No confiscation? Then the guns will stay in circulation even if someone passed a law saying no more made effective today. So will that actually decrease the number of gun deaths in mass shootings? Maybe slightly, but I'd doubt even that -- the Columbine wonder-twins did not obtain their firearms legally and Adam Lanza obtained his by murdering his mother to get them. Why should we expect future mass killers to color inside the lines because our august and omnipotent elected leaders made a
law?
And let's not even get overly analytical about the "most qualified" aspect of the argument. I'm guessing this person uses "most qualified" to mean "those people I expect to do the nasty, heavy lifting of shepherding the flock and killing the dragons while I keep my genteel, pacifistic hands and concious clean."
By that same logic it's worth noting that without much fuss I can find information on the internet concerning how to concoct street drugs, explosives, and all manner of other socially inappropriate things, not to mention dig a little deeper and find child pornography, pornography involving unwilling adult participants, and that sort of thing. As I pointed out in another thread a while back, children in the US are thousands of times more likely to be sexually abused during their childhood than they are to be the victims of a school shooting.
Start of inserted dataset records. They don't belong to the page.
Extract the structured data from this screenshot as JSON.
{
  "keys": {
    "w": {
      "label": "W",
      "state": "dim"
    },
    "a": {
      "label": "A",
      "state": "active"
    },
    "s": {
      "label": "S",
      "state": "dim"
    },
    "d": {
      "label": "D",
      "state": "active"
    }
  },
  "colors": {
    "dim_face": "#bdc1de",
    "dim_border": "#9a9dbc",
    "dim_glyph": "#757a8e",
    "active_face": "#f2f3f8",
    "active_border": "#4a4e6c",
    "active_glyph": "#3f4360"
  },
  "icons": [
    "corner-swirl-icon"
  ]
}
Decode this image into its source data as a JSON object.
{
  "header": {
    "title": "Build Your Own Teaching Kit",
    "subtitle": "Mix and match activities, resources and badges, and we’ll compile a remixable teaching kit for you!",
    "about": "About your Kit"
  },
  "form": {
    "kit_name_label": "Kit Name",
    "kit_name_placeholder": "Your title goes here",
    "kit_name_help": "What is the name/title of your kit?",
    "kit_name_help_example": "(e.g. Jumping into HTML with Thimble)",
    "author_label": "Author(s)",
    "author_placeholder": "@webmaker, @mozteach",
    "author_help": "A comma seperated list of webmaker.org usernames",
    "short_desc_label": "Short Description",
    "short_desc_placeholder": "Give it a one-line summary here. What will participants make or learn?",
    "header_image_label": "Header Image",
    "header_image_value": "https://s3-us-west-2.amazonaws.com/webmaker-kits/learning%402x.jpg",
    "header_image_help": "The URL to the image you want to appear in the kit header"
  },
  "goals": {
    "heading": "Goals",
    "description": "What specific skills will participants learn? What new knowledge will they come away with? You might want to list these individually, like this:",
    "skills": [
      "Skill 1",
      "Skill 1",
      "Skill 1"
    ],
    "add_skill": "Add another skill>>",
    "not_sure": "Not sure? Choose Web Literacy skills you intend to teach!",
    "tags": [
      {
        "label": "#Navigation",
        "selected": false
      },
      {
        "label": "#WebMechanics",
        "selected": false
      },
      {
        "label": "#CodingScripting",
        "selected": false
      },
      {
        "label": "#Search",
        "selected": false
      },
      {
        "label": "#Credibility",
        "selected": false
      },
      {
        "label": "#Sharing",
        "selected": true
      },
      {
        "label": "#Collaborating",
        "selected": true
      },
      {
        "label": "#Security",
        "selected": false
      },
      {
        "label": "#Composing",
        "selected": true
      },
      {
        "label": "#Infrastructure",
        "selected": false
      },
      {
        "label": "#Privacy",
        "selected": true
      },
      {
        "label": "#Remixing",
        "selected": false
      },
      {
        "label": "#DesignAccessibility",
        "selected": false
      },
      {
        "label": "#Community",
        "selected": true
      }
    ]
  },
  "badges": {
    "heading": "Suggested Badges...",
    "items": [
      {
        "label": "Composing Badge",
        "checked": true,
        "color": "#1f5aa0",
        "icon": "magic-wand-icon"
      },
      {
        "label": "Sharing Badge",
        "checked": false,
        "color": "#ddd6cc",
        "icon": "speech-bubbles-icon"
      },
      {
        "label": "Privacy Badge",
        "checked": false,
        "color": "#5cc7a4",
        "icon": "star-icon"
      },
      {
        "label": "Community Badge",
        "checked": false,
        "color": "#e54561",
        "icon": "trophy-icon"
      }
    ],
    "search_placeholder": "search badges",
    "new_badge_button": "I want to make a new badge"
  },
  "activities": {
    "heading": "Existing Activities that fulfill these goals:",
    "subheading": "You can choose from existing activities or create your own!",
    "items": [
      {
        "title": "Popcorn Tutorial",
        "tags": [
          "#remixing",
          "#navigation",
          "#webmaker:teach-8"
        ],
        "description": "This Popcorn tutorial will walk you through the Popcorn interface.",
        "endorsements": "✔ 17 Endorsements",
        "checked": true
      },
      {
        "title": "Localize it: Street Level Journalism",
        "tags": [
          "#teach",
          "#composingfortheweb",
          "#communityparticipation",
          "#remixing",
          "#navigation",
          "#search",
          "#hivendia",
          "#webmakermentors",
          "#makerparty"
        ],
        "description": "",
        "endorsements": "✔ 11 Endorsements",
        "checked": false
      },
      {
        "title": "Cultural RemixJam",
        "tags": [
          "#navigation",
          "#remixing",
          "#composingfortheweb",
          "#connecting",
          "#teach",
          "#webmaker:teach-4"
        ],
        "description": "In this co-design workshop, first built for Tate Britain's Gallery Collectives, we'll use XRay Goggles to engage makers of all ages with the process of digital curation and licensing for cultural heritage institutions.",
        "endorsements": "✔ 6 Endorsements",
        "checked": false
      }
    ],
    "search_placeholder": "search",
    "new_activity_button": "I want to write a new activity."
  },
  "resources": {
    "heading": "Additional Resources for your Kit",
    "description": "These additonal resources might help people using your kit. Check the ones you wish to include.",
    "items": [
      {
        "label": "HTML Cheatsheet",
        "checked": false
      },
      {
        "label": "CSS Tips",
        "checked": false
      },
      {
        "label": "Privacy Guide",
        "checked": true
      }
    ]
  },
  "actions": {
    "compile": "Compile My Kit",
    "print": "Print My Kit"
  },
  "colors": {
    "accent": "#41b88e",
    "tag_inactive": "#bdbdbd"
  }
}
So if our root concern is an "abundance" of a sort of crime, perhaps restricting internet access and other potentially dangerous or criminal expressions of freedom of speech could more profitably be restricted to the "most qualified" to get more bang for our buck, so to speak, in the never ending quest
to do what is right for the children (sigh) (TM).
Or there is that pesky stat that six times as many people died in one year in Colorado from DUIs as have died in mass shootings in the last 30 years. Let's note that this is in a state that had mandated "low capacity" beer laws on the books for a very long time now, and obviously that's paying off with only 160-odd deaths in a year. Maybe just doing away with alcohol might make the roads safer . . . yeah but we tried that, and the Colorado electorate has spoken on road safety and operating under the influence, obviously, in their recent decision to legalize another intoxicating and impairing substance.
All these arguments boil down to is that many people are afraid of the things that go bump in the night, and in this modern era those things are spree killers and serial killers/rapists/etc-ists. They don't want to take the equally frightening step of taking responsibility for their own safety, they want someone to do that for them. The anti-gun enthusiasm for banning everything after a tragedy is a net gain of zero yardage for the human race since the residents of Heorot hung Grendel's arm over the front door as a talisman and trophy to show that someone had been willing to face their demons down for them and make them unafraid again. It's illogical, animal thinking that you can't really out argue because it is too simplistic, emotional, and irrational.